自動スコープ宣言規則がどのように使用されるかを、次の例に示します。
例 6-3 より複雑な例
1. REAL FUNCTION FOO (N, X, Y) 2. INTEGER N, I 3. REAL X(*), Y(*) 4. REAL W, MM, M 5. 6. W = 0.0 7. 8. C$OMP PARALLEL DEFAULT(__AUTO) 9. 10. C$OMP SINGLE 11. M = 0.0 12. C$OMP END SINGLE 13. 14. MM = 0.0 15. 16. C$OMP DO 17. DO I = 1, N 18. T = X(I) 19. Y(I) = T 20. IF (MM .GT. T) THEN 21. W = W + T 22. MM = T 23. END IF 24. END DO 25. C$OMP END DO 26. 27. C$OMP CRITICAL 28. IF ( MM .GT. M ) THEN 29. M = MM 30. END IF 31. C$OMP END CRITICAL 32. 33. C$OMP END PARALLEL 34. 35. FOO = W - M 36. 37. RETURN 38. END
関数 FOO() には並列領域が 1 つあり、この並列領域には、SINGLE 構文とワークシェアリングの DO 構文、CRITICAL 構文がそれぞれ 1 つあります。こうした OpenMP 並列構文をすべて無視した場合、並列領域内のコードが行うのは、次のことです。
配列 X 内の値を配列 Y にコピーします。
X 内の正の最大値を検出し、その値を M に格納します。
X の一部要素の値を変数 W に蓄積します。
コンパイラが前述の規則に従って、この並列領域内の変数に適切なスコープを発見する仕組みをみてみましょう。
前述の並列領域では、I、N、MM、T、W、M、X、および Y という変数が使用されています。コンパイラは次のことを決定します。
スカラー I は、ワークシェアリング DO ループのループインデックスです。OpenMP 仕様では、I のスコープは PRIVATE 宣言することが必須です。
スカラー N は並列領域内で読み取られるだけで、データ競合を起こしません。このため、規則 S1 に従って、この変数のスコープは SHARED と宣言されます。
並列領域を実行するスレッドはすべて、スカラー MM の値を 0.0 に設定する 14 行目を実行します。この書き込みはデータ競合の原因になるため、規則 S1 は適用されません。この書き込みは、同じスレッド内のあらゆる MM の読み取りの前に起きるため、規則 S2 に従って、MM のスコープは PRIVATE と宣言されます。
同様に、T も PRIVATE とスコープ宣言されます。
スカラー W は 21 行目でいったん読み取られたあとに書き込まれます。このため、S1 および S2 は適用されません。加算は連想および伝達の両方の要素が含まれるため、規則 S3 に従って W のスコープは REDUCTION(+) と宣言されます。
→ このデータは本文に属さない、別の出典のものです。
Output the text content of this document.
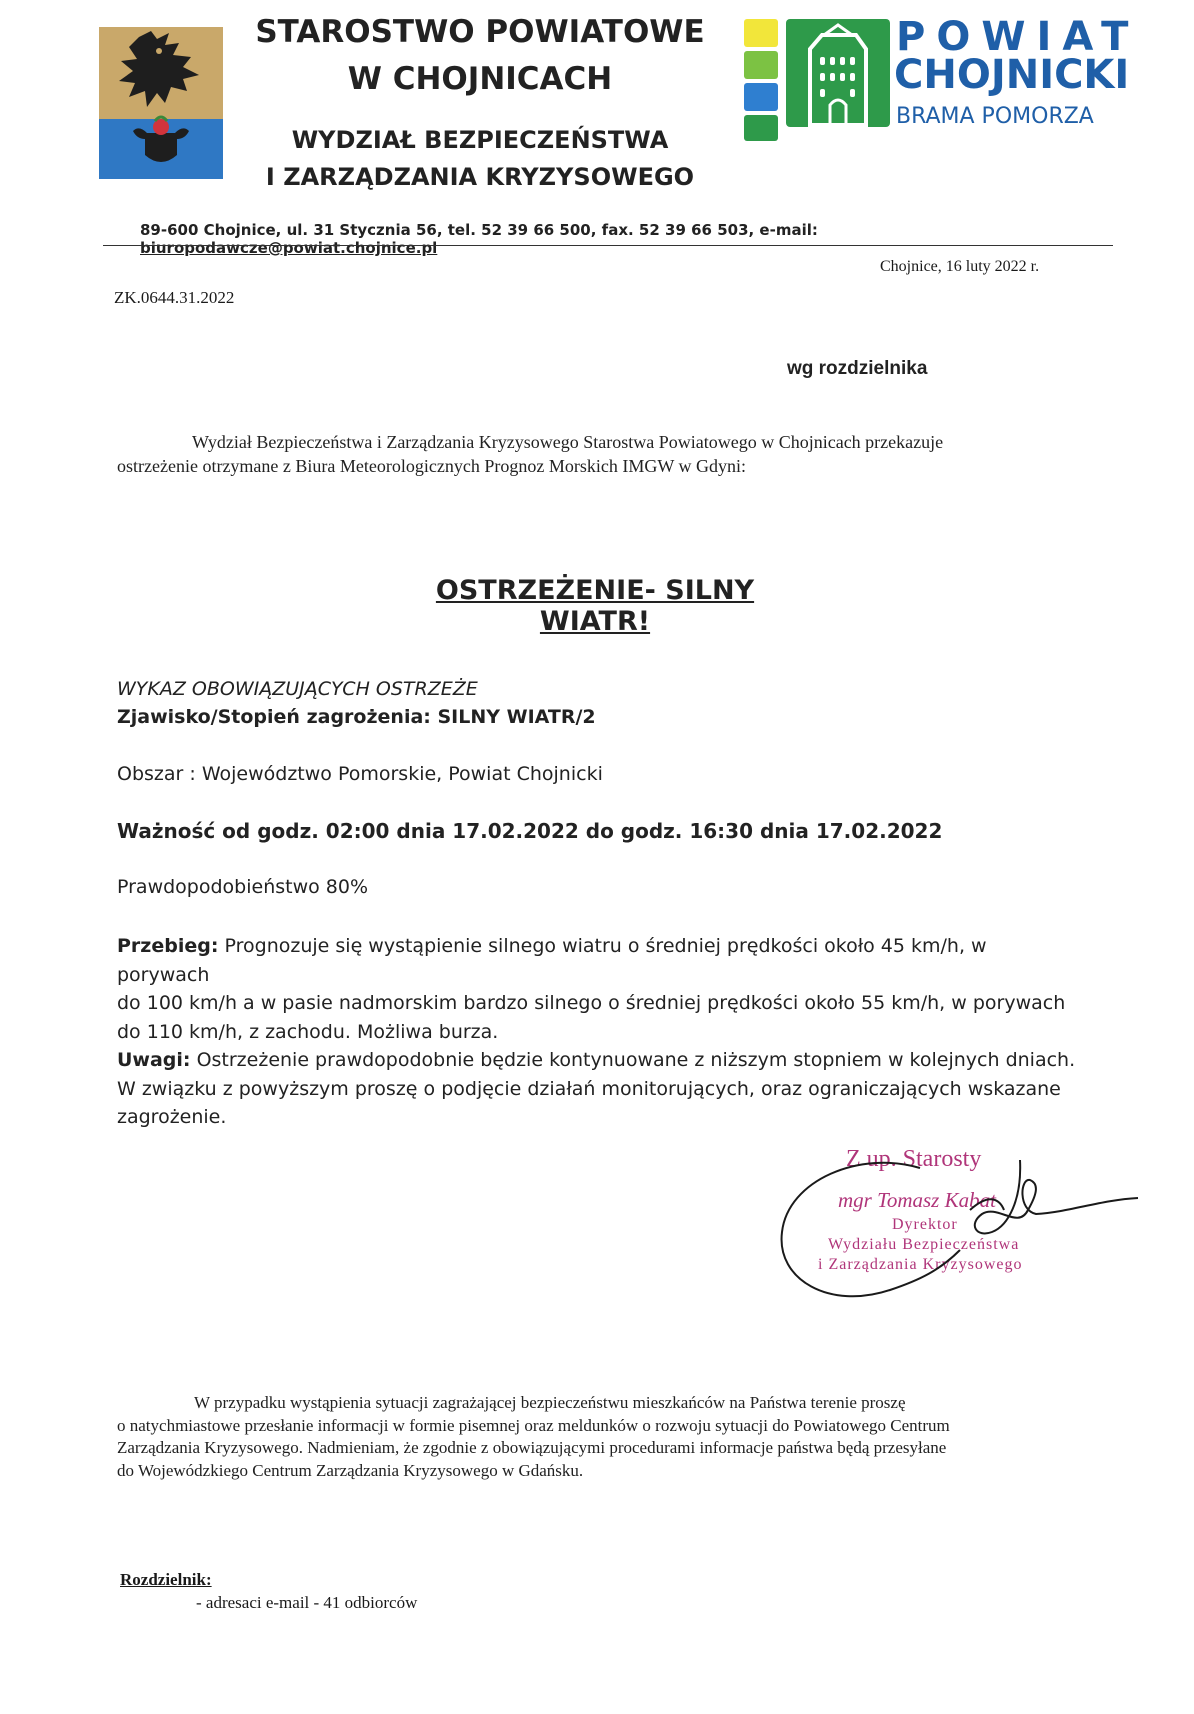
STAROSTWO POWIATOWE
W CHOJNICACH
WYDZIAŁ BEZPIECZEŃSTWA
I ZARZĄDZANIA KRYZYSOWEGO
POWIAT
CHOJNICKI
BRAMA POMORZA
89-600 Chojnice, ul. 31 Stycznia 56, tel. 52 39 66 500, fax. 52 39 66 503, e-mail: biuropodawcze@powiat.chojnice.pl
Chojnice, 16 luty 2022 r.
ZK.0644.31.2022
wg rozdzielnika
Wydział Bezpieczeństwa i Zarządzania Kryzysowego Starostwa Powiatowego w Chojnicach przekazuje
ostrzeżenie otrzymane z Biura Meteorologicznych Prognoz Morskich IMGW w Gdyni:
OSTRZEŻENIE- SILNY WIATR!
WYKAZ OBOWIĄZUJĄCYCH OSTRZEŻE
Zjawisko/Stopień zagrożenia: SILNY WIATR/2
Obszar : Województwo Pomorskie, Powiat Chojnicki
Ważność od godz. 02:00 dnia 17.02.2022 do godz. 16:30 dnia 17.02.2022
Prawdopodobieństwo 80%
Przebieg: Prognozuje się wystąpienie silnego wiatru o średniej prędkości około 45 km/h, w porywach
do 100 km/h a w pasie nadmorskim bardzo silnego o średniej prędkości około 55 km/h, w porywach
do 110 km/h, z zachodu. Możliwa burza.
Uwagi: Ostrzeżenie prawdopodobnie będzie kontynuowane z niższym stopniem w kolejnych dniach.
W związku z powyższym proszę o podjęcie działań monitorujących, oraz ograniczających wskazane
zagrożenie.
Z up. Starosty
mgr Tomasz Kabat
Dyrektor
Wydziału Bezpieczeństwa
i Zarządzania Kryzysowego
W przypadku wystąpienia sytuacji zagrażającej bezpieczeństwu mieszkańców na Państwa terenie proszę
o natychmiastowe przesłanie informacji w formie pisemnej oraz meldunków o rozwoju sytuacji do Powiatowego Centrum
Zarządzania Kryzysowego. Nadmieniam, że zgodnie z obowiązującymi procedurami informacje państwa będą przesyłane
do Wojewódzkiego Centrum Zarządzania Kryzysowego w Gdańsku.
Rozdzielnik:
- adresaci e-mail - 41 odbiorców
スカラー M は、SINGLE 構文にある文 11 で書き込まれます。この SINGLE 構文の末尾のバリアは、文 11 の書き込みが文 28 の読み取りや文 29 の書き込みと同時に発生しないようにするためのものです。また、文 28 と 29 はどちらも CRITICAL 構文内にあるため、同時に発生しないようになっています。2 つのスレッドが同時に M にアクセスすることはできません。このため、並列領域内での M 読み取りと書き込みがデータ競合を起こすことはなく、規則 S1 に従って、M のスコープは SHARED と宣言されます。
配列 X は領域内では読み取りだけで、書き込みは行われません。このため、この配列のスコープは、規則 A1 に従って SHARED と宣言されます。
配列 Y への書き込みはスレッド間で分散され、2 つのスレッドが Y の同じ要素に書き込むことはありません。データの競合がないため、Y のスコープは、規則 A1 に従って SHARED と宣言されます。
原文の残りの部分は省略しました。